Следы апостолов - Эндрю Олвик
Шрифт:
Интервал:
Закладка:
В первый же день знакомства офицеры нашли общий язык. Шмель назначил Адама заместителем командира отряда по диверсионной работе, потом обмыли должность и разошлись спать по своим землянкам. В ту ночь Адам ночевал у Шмеля, лишь на следующий день ему отвели место в новеньком блиндаже, добротно срубленным на окраине партизанского поселка. Застекленное окошко — амбразура смотрело на поле, выход — в лес, потолок перекрыт тяжелыми бревнами, в углу — печка-буржуйка. Все по правилам, подумал Адам, раскатывая матрас на верхней полке нар, хозяйки только не хватает.
О принадлежности Адама к органам госбезопасности и его офицерском звании знали только начальник особого отдела и командир отряда Шмель. Остальные лишь терзались смутными предположениями, почему новый боец сразу оказался в относительно привилегированном положении.

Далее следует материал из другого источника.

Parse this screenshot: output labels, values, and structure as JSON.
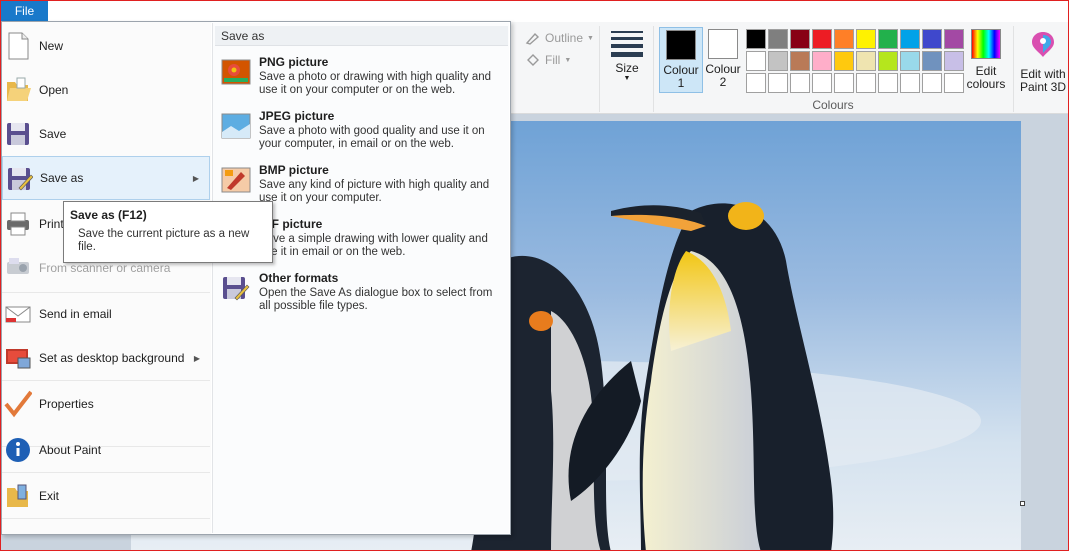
{
  "ribbon": {
    "file_tab": "File",
    "outline_label": "Outline",
    "fill_label": "Fill",
    "size_label": "Size",
    "colour1_label": "Colour 1",
    "colour2_label": "Colour 2",
    "colours_group_label": "Colours",
    "edit_colours_label": "Edit colours",
    "paint3d_label": "Edit with Paint 3D",
    "colour1_value": "#000000",
    "colour2_value": "#ffffff",
    "palette": [
      "#000000",
      "#7f7f7f",
      "#880015",
      "#ed1c24",
      "#ff7f27",
      "#fff200",
      "#22b14c",
      "#00a2e8",
      "#3f48cc",
      "#a349a4",
      "#ffffff",
      "#c3c3c3",
      "#b97a57",
      "#ffaec9",
      "#ffc90e",
      "#efe4b0",
      "#b5e61d",
      "#99d9ea",
      "#7092be",
      "#c8bfe7",
      "#ffffff",
      "#ffffff",
      "#ffffff",
      "#ffffff",
      "#ffffff",
      "#ffffff",
      "#ffffff",
      "#ffffff",
      "#ffffff",
      "#ffffff"
    ]
  },
  "file_menu": {
    "items": [
      {
        "label": "New",
        "icon": "new-document-icon"
      },
      {
        "label": "Open",
        "icon": "open-folder-icon"
      },
      {
        "label": "Save",
        "icon": "floppy-disk-icon"
      },
      {
        "label": "Save as",
        "icon": "save-as-icon"
      },
      {
        "label": "Print",
        "icon": "printer-icon"
      },
      {
        "label": "From scanner or camera",
        "icon": "scanner-icon"
      },
      {
        "label": "Send in email",
        "icon": "email-icon"
      },
      {
        "label": "Set as desktop background",
        "icon": "desktop-background-icon"
      },
      {
        "label": "Properties",
        "icon": "properties-check-icon"
      },
      {
        "label": "About Paint",
        "icon": "info-icon"
      },
      {
        "label": "Exit",
        "icon": "exit-icon"
      }
    ],
    "saveas_header": "Save as",
    "saveas_options": [
      {
        "title": "PNG picture",
        "desc": "Save a photo or drawing with high quality and use it on your computer or on the web.",
        "icon": "png-picture-icon"
      },
      {
        "title": "JPEG picture",
        "desc": "Save a photo with good quality and use it on your computer, in email or on the web.",
        "icon": "jpeg-picture-icon"
      },
      {
        "title": "BMP picture",
        "desc": "Save any kind of picture with high quality and use it on your computer.",
        "icon": "bmp-picture-icon"
      },
      {
        "title": "GIF picture",
        "desc": "Save a simple drawing with lower quality and use it in email or on the web.",
        "icon": "gif-picture-icon"
      },
      {
        "title": "Other formats",
        "desc": "Open the Save As dialogue box to select from all possible file types.",
        "icon": "other-formats-icon"
      }
    ]
  },
  "tooltip": {
    "title": "Save as (F12)",
    "desc": "Save the current picture as a new file."
  }
}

В первый день своего прибытия Адам размышлял о тупости своего начальства в работе по формированию подпольных структур. Вместо того чтобы комплектовать кадры из офицеров НКВД, ранее не проживавших в этом районе и потому никому там неизвестных, они это делают из агентуры, сформированной еще в мирное время. Совсем бы не хотелось столкнуться нос к носу в Несвиже с кем-нибудь из тех старых знакомых или, упаси Господи, врагов, кто может меня узнать.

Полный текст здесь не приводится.